No Cause For Alarm Over MenzGold Brouhaha
Economist, Professor Godfred Bokpin has ruled out any significant impact of the suspension of operations of Menzgold on the financial sector.
He explains that the development is as a result of investors' risk which regulators cannot be entirely faulted for it.
The SEC has ordered the immediate suspension of gold deposit taking business of Menzgold.
A directive to Menzgold by the Securities and Exchange Commission said the decision is as a result of the fact that the company's gold deposit taking business is illegal.
According to the SEC, Menzgold is engaged in the purchase or deposits of gold collectibles from the public and issues contracts with guaranteed returns with clients.
By this, clients whose investments have matured will not have access to their monies until a new order from the SEC.

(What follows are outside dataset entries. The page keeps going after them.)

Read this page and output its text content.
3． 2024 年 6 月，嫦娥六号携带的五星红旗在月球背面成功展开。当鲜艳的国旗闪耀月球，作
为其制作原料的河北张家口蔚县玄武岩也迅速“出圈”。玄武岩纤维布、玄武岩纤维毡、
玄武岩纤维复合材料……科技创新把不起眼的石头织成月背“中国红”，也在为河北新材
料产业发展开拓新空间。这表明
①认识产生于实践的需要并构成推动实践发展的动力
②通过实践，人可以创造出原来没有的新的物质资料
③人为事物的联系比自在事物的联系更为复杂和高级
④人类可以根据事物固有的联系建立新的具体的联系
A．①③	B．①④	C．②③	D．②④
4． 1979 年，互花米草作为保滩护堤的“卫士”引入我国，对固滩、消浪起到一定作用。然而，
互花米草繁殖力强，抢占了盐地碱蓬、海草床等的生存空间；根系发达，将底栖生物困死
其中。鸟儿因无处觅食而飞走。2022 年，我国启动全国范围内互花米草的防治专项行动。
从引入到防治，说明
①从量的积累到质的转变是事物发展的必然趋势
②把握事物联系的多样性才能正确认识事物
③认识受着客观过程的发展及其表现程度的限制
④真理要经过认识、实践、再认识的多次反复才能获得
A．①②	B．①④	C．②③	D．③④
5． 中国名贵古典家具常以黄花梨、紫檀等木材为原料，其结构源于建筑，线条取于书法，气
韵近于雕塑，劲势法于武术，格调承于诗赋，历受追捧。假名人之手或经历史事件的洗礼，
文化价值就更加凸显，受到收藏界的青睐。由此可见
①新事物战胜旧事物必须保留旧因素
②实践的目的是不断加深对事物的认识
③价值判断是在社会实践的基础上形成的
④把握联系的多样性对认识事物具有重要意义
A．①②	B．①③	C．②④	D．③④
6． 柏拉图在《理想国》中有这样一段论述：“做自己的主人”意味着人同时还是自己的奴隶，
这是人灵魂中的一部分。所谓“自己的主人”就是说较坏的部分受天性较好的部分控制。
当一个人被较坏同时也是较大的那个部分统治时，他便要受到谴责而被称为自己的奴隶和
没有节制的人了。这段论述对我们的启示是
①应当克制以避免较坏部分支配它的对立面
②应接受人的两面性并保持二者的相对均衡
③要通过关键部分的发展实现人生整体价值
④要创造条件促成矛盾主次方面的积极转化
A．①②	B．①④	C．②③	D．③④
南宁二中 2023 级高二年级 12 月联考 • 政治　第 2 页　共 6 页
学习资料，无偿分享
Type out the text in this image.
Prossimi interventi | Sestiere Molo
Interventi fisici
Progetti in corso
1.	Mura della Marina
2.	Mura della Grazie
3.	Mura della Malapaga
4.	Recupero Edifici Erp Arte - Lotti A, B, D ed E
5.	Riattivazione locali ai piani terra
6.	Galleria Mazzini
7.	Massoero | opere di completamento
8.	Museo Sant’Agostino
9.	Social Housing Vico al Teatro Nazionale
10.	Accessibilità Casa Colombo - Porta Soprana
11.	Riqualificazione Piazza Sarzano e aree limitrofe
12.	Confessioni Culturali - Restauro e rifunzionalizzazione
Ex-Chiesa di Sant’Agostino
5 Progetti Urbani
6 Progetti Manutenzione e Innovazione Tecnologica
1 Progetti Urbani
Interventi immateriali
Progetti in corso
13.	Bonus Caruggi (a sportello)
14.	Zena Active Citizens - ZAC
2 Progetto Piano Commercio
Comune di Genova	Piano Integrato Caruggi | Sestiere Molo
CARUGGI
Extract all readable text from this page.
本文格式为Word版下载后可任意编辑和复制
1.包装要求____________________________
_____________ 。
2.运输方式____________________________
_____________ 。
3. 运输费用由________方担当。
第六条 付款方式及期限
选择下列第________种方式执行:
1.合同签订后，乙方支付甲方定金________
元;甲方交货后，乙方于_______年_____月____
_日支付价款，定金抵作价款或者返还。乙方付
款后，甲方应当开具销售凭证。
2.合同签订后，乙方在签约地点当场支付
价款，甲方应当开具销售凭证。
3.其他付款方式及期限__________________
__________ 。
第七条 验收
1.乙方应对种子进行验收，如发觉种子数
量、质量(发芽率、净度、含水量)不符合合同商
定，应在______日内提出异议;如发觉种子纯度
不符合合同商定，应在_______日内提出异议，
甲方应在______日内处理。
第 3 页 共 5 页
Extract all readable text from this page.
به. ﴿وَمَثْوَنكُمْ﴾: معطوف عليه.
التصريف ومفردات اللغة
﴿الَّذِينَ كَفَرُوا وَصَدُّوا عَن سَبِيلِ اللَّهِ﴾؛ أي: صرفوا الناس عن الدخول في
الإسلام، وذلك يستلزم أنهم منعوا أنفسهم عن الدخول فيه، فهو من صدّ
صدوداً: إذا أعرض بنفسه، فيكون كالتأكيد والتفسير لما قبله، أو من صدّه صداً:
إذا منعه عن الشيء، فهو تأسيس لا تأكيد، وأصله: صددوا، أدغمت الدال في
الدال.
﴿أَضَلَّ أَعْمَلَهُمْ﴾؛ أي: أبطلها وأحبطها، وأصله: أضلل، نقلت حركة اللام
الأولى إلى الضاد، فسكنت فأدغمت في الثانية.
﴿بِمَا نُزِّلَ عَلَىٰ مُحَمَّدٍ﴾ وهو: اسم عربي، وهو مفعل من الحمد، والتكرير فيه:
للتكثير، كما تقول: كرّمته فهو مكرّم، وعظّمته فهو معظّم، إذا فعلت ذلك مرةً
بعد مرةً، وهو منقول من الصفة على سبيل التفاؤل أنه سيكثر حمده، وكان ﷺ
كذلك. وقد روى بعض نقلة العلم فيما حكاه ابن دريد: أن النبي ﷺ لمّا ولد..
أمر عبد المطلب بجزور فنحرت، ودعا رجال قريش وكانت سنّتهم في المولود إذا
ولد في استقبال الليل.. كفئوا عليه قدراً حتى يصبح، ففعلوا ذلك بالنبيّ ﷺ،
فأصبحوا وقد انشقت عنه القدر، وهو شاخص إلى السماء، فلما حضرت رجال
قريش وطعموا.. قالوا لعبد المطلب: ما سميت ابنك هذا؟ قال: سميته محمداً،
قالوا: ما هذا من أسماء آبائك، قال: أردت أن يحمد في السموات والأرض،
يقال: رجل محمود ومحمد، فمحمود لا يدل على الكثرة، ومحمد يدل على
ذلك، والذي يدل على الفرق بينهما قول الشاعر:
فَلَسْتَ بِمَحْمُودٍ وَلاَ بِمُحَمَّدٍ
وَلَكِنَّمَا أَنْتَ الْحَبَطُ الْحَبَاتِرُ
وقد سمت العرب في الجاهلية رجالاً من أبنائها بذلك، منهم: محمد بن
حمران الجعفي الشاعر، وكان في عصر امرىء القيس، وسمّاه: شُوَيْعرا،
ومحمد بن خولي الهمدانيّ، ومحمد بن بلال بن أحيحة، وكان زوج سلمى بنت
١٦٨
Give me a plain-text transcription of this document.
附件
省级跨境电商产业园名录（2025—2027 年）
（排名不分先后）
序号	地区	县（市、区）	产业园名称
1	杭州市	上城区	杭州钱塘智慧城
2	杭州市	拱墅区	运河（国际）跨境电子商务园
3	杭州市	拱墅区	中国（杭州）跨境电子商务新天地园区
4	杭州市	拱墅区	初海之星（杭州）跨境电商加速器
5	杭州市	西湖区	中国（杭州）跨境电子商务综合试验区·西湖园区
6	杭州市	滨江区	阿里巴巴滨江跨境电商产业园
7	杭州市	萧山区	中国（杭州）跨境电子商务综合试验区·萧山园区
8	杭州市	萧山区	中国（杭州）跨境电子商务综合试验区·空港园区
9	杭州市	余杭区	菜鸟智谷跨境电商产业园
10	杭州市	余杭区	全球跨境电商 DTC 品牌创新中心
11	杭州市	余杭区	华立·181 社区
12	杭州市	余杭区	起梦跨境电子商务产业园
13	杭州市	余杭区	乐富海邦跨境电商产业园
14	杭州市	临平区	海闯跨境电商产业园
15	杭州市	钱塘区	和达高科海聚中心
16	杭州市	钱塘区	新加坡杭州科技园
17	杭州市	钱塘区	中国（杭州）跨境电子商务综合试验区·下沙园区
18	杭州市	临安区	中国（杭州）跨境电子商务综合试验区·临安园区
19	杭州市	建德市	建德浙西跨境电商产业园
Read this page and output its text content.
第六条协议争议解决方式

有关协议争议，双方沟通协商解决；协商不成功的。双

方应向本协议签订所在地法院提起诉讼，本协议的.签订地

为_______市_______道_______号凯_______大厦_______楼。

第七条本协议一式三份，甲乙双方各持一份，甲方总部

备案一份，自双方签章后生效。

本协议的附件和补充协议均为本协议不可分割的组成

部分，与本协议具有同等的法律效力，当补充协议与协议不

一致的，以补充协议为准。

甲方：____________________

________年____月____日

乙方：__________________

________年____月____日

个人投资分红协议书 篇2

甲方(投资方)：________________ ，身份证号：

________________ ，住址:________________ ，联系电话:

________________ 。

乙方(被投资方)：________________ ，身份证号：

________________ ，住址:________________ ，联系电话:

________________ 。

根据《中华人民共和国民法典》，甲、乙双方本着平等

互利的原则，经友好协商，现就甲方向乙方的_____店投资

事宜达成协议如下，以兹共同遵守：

Yet, Professor Godfred Bokpin tells Citi Business News the affected customers chose the risk and should bear the consequence.
“It is part of the risk and therefore when something like this happens, of course it will affect them and largely also because we picked some signal that already, some people were making withdrawal requests that they couldn't get. I want to believe that by now, Menzgold would have had some kind of arrangements in place in how it deals with the expectations of its depositors,” he explained.
Citi Business News understands that the regulator's action also follows subsequent visits by officials where detailed information submitted by the company revealed that the said activities were a threat to unsuspecting and uninformed investors.
The seeming distraction in operation is traced to about two years ago where Menzgold started selling and purchasing gold and guaranteed the public a return of 4 to 10 percent monthly translating into 48 or 120 percent annually.
But on whether the inability of customers to access their funds will distort the already troubled financial sector, Professor Bokpin stressed his position as this,
“No, the spillover effect will be mute because it is largely an isolated case. The reason the effect may not be that pronounced in terms of its overall impact on the market is because reasonably, people are aware of the challenges of Menzgold; reasonably the market is aware of what Menzgold should have done that they didn't do; reasonably the market could have anticipated the end of Menzgold,” he stated.